Mostly unknown (idiopathic) Trauma Rheumatoid arthritis Acromegaly Myxoedema Pregnancy
Others are diabetes neoplasm amyloidoses
If untreated, what will carpal tunnel syndrome cause?
Weakness and atrophy of the thenar muscles
How will a patient with carpal tunnel syndrome present?
Numbness, tingling and pain in the distribution of the median nerve.
The pain will usually radiate to the forearm.
Symptoms are often associated with waking the patient from their sleep and being worse in the mornings.
What two tests can be performed during physical examination, when suspecting carpal tunnel syndrome?
Tapping the nerve in the carpal tunnel to elicit pain in median nerve distribution (Tinel’s Sign)

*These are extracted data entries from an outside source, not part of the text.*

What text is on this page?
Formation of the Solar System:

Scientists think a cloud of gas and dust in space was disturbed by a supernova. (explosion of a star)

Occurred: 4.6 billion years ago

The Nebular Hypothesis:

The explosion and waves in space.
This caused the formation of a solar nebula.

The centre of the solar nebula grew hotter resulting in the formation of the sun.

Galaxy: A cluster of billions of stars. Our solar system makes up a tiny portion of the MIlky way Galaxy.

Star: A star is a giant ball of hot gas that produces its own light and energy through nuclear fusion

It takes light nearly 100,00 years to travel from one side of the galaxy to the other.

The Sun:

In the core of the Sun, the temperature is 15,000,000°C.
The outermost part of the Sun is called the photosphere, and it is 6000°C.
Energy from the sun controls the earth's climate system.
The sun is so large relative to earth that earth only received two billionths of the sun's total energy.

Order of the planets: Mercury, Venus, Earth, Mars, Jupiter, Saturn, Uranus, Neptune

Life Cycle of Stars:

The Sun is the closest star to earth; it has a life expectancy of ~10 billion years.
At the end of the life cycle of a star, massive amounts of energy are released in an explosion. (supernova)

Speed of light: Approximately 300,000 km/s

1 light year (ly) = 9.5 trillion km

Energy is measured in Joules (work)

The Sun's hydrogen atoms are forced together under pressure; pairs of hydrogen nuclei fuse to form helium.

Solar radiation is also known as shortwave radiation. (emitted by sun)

Holding the wrist in flexion for 60 seconds to elicit numbness/pain in median nerve distribution (Phalen’s manoeuvre)
What treatment is available for carpal tunnel syndrome?
Treatment involves the use of a splint, holding the wrist in dorsiflexion overnight to relieve symptoms. If this is unsuccessful, corticosterioid injections into the carpal tunnel can be used. In severe case, surgical decompression of the carpal tunnel may be required.
What pulse can be palpated in the anatomical snuff box?
The radial pulse can be palpated in some individuals by placing two fingers on the proximal portion of the anatomical snuffbox.